Ghost Friends
Here is a peculiar story of ghosts and the concept of time. When you are young, you are probably close to being your most normal. You have had less delinquent influences, and unless your parents beat you, were probably optimistic about your chances of becoming a (fill in the blank) when you grew up. We all remember having friends when we were younger, and we used whatever was in front of us to have fun somehow.
The story goes that these two pilots met at a bar in an airport in Chicago, Illinois, while waiting for their flight back to Louisville, Kentucky. They were to share the flight. One would be the copilot, and the coming flight would be his first on this size plane. The other pilot was retiring after 30 years of flying, and it was to be his last flight.
“Are you nervous at all?” said the younger pilot to the older one.
“Shouldn’t I be asking you that?” said the seasoned pilot.
“I mean about retiring. Not being able to fly anymore.”
“I have flown my share, besides I have some other things that have caught my interest from traveling around the world.”
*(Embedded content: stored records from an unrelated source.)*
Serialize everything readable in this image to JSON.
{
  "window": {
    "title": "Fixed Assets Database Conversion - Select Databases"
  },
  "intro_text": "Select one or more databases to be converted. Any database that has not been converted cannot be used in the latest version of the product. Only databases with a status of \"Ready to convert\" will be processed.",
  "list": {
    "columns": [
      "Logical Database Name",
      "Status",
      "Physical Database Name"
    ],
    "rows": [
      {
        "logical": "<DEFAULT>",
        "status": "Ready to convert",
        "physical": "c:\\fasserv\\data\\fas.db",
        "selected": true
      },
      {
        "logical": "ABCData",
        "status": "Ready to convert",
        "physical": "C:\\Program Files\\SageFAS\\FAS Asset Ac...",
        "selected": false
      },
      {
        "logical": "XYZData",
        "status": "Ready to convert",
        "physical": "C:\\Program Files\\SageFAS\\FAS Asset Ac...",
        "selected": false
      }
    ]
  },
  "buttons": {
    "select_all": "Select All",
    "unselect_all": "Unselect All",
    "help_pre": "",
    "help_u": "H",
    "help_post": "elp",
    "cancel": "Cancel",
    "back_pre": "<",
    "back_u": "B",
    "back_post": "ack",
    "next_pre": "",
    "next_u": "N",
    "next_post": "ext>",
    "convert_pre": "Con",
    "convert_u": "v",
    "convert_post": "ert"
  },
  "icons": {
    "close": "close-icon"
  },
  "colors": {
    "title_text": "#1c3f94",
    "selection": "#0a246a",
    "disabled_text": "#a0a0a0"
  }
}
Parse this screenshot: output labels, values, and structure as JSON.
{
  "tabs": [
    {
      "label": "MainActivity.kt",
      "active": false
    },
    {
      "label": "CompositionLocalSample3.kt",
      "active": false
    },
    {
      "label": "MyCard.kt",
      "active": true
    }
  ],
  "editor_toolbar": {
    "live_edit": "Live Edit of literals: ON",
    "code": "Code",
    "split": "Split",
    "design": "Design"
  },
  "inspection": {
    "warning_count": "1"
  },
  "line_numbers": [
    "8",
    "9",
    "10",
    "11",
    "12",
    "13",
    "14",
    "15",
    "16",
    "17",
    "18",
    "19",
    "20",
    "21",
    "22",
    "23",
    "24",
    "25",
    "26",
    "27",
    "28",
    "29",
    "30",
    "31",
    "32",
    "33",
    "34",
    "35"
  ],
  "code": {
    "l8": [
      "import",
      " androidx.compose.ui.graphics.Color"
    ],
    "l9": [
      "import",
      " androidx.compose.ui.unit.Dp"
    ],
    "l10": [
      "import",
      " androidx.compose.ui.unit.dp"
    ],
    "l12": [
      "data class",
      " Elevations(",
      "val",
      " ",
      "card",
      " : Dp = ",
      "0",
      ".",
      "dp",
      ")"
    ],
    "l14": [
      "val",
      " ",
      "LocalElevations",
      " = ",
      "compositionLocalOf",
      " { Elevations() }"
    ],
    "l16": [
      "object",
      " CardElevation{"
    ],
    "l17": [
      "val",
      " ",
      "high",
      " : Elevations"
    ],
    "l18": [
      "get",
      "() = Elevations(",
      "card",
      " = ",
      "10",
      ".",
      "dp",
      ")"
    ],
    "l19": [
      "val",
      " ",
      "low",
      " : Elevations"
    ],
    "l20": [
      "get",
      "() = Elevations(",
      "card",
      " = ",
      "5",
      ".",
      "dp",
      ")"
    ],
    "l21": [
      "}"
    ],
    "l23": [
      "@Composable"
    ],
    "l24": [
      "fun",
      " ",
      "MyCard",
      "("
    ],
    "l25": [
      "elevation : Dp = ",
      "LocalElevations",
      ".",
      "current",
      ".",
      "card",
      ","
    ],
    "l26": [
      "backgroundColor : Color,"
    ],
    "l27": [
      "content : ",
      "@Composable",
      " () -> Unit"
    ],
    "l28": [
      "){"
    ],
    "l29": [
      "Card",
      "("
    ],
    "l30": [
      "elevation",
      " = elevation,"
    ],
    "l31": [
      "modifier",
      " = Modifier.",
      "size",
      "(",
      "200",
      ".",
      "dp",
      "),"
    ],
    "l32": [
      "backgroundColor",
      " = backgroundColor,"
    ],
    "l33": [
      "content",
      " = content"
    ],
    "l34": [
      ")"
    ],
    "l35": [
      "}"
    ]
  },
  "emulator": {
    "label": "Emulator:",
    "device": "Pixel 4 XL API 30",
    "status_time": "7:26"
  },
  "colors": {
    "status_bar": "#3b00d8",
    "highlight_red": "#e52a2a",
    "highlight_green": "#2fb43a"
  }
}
By hour 2 into this 6 hour layover, the pilots had exhausted most of their basic conversation talking-points, like how they both grew up in the same neighborhood in Kentucky, and both went to Kentucky University. The older pilot, perhaps a little agitated with the endless waiting that goes along with flight travel blurted out, “you know it wasn’t even really my own idea to become a pilot.”
He told the younger pilot that a boy that he used to hang out with as a kid, gave him the idea. They would hang out at this huge tree in the woods and pretend it was a space ship. He said that the kid would go on and on about becoming a pilot. He was always the first one to go higher up the tree, and always would talk about new engine technology and modern aviation.
“You know I have a similar story,” the younger pilot noticed. He had met a kid when he was younger, whose fascination with planes gave him the idea of becoming a pilot.
“What happened to your friend? Is he a pilot?” the younger pilot asked the older one.
“No, actually on one of the days when I wasn’t there, I was at pop-warner football, that kid fell out of the tree and died. I never went back there again after that.”
The younger pilot thought back to try to remember his brief time together with the kid in the giant tree fort. Their descriptions of tree sounded the same, but there are a lot of trees. The young pilot had known the kid from the woods briefly, yet he, like his peer, had taken from the short friendship a desire for flying. Neither pilot could remember the kid's name, or anything specific about the way he looked. Who knows.
It is important to know, when dealing with great heights and steep drops, it is not the fall that will kill you, it is the sudden stop.